Michael Swanwick (www.michaelswanwick.com) lives in Philadelphia, Pennsylvania. His seventh novel, The Dragons of Babel (2008), was a sequel to his fantasy novel The Iron Dragon’s Daughter (1993). His eighth novel, Dancing with Bears: The Postutopian Adventures of Darger & Surplus, was published in 2011. His eighth fiction collection, The Best of Michael Swanwick, appeared in 2008—there are seven previous story collections, and he continues to publish several stories each year, often more than one good enough to be reprinted in Year’s Best volumes. In other words, he’s still a pretty hot writer, and one of the finest conscious craftsmen in genre fiction today.

“For I Have Lain Me Down on the Stone of Loneliness and I’ll Not Be Back Again” was published in Asimov’s. The protagonist is a young Irish American eager to find his future in space, which alien conquerors have made possible. He’s visiting Ireland to take a last look at his world.
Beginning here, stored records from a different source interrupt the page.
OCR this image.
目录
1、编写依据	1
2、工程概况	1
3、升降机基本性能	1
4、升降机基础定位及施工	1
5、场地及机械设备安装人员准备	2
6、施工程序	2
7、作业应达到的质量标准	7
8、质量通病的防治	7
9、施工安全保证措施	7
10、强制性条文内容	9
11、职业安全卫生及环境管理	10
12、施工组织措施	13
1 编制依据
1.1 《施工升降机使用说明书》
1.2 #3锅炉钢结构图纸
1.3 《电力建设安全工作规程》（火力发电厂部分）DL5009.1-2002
And he is unknowingly in danger of being trapped by the past, politics and sentiment and all.

Ich am of Irlaunde,And of the holy londeOf Irlande.Gode sire, pray ich the,For of saynte chairitéCome ant daunce with meIn Irlaunde.

(anon.)

The bullet scars were still visible on the pillars of the General Post Office in Dublin, almost two centuries after the 1916 uprising. That moved me more than I had expected. But what moved me even more was standing at the exact same spot, not two blocks away, where my great-great-grandfather saw Gerry Adams strolling down O’Connell Street on Easter morning of ’96, the eightieth anniversary of that event, returning from a political rally with a single bodyguard to one side of him and a local politico to the other. It gave me a direct and simple connection to the tangled history of that tragic land.

I never knew my great-great-grandfather, but my grandfather told me that story once and I’ve never forgotten it, though my grandfather died when I was still a boy. If I squeeze my eyes tight shut, I can see his face, liquid and wavy as if glimpsed through candle flames, as he lay dying under a great feather comforter in his New York City railroad flat, his smile weak and his hair forming a halo around him as white as a dandelion waiting for the wind to purse its lips and blow.
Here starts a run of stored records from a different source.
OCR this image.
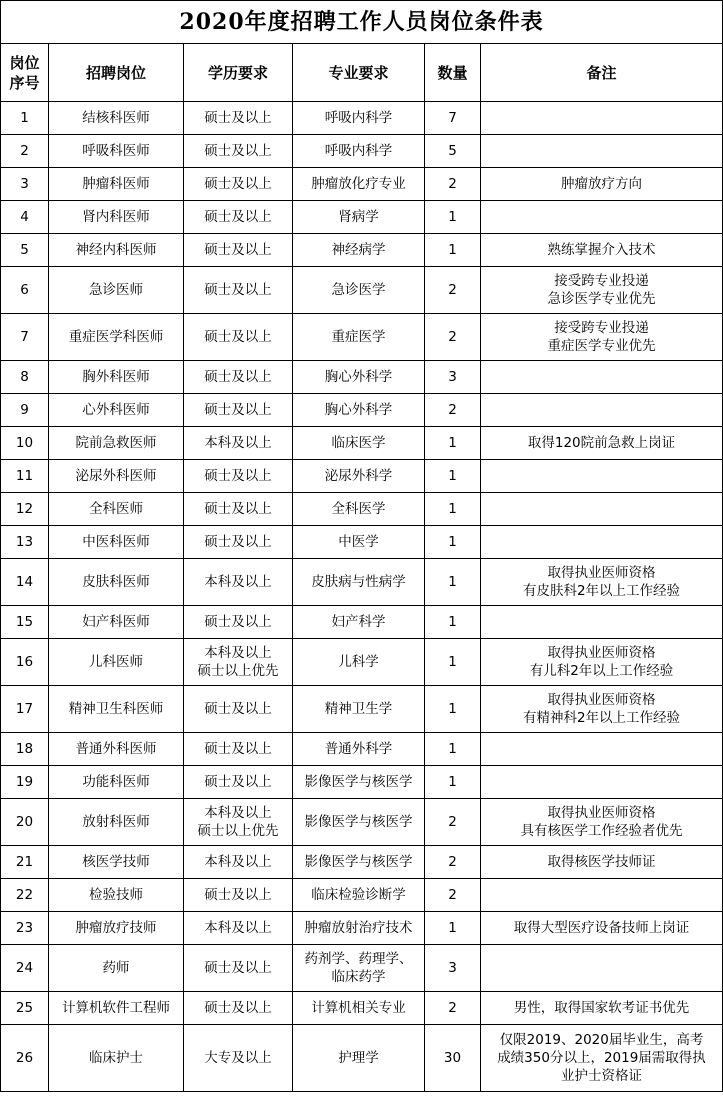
2020年度招聘工作人员岗位条件表					

岗位
序号	招聘岗位	学历要求	专业要求	数量	备注
1	结核科医师	硕士及以上	呼吸内科学	7	
2	呼吸科医师	硕士及以上	呼吸内科学	5	
3	肿瘤科医师	硕士及以上	肿瘤放化疗专业	2	肿瘤放疗方向

4	肾内科医师	硕士及以上	肾病学	1	
5	神经内科医师	硕士及以上	神经病学	1	熟练掌握介入技术

6	急诊医师	硕士及以上	急诊医学	2	接受跨专业投递
急诊医学专业优先

7	重症医学科医师	硕士及以上	重症医学	2	接受跨专业投递
重症医学专业优先

8	胸外科医师	硕士及以上	胸心外科学	3	
9	心外科医师	硕士及以上	胸心外科学	2	
10	院前急救医师	本科及以上	临床医学	1	取得120院前急救上岗证

11	泌尿外科医师	硕士及以上	泌尿外科学	1	
12	全科医师	硕士及以上	全科医学	1	
13	中医科医师	硕士及以上	中医学	1	
14	皮肤科医师	本科及以上	皮肤病与性病学	1	取得执业医师资格
有皮肤科2年以上工作经验

15	妇产科医师	硕士及以上	妇产科学	1	
16	儿科医师	本科及以上
硕士以上优先	儿科学	1	取得执业医师资格
有儿科2年以上工作经验

17	精神卫生科医师	硕士及以上	精神卫生学	1	取得执业医师资格
有精神科2年以上工作经验

18	普通外科医师	硕士及以上	普通外科学	1	
19	功能科医师	硕士及以上	影像医学与核医学	1	
20	放射科医师	本科及以上
硕士以上优先	影像医学与核医学	2	取得执业医师资格
具有核医学工作经验者优先

21	核医学技师	本科及以上	影像医学与核医学	2	取得核医学技师证

22	检验技师	硕士及以上	临床检验诊断学	2	
23	肿瘤放疗技师	本科及以上	肿瘤放射治疗技术	1	取得大型医疗设备技师上岗证

24	药师	硕士及以上	药剂学、药理学、
临床药学	3	
25	计算机软件工程师	硕士及以上	计算机相关专业	2	男性，取得国家软考证书优先

26	临床护士	大专及以上	护理学	30	仅限2019、2020届毕业生，高考
成绩350分以上，2019届需取得执
业护士资格证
“It was doomed from the start,” Mary told me later. “The German guns had been intercepted and the republicans were outnumbered fourteen to one. The British cannons fired on Dublin indiscriminately. The city was afire and there was no food to be had. The survivors were booed as they were marched off to prison and execution, for the common folk did not support them. By any conventional standard it was a fiasco. But once it happened, our independence was assured. We lose and we lose and we lose, but because we never accept it, every defeat and humiliation only leads us closer to victory.”

Her eyes blazed.

I suppose I should tell you about Mary’s eyes, if you’re to understand this story. But if I’m to tell you about her eyes, first I have to tell you about the holy well.

There is a holy well in the Burren that, according to superstition, will cure a toothache. The Burren is a great upwelling of limestone in the west of County Clare, and it is unlike anyplace else on Earth. There is almost no soil. The ground is stony and the stone is weathered in a network of fissures and cracks, called grykes, within which grow a province of plants you will not find in such abundance elsewhere. There are caves in great number to the south and the east, and like everywhere else in that beautiful land, a plenitude of cairns and other antiquities to be found.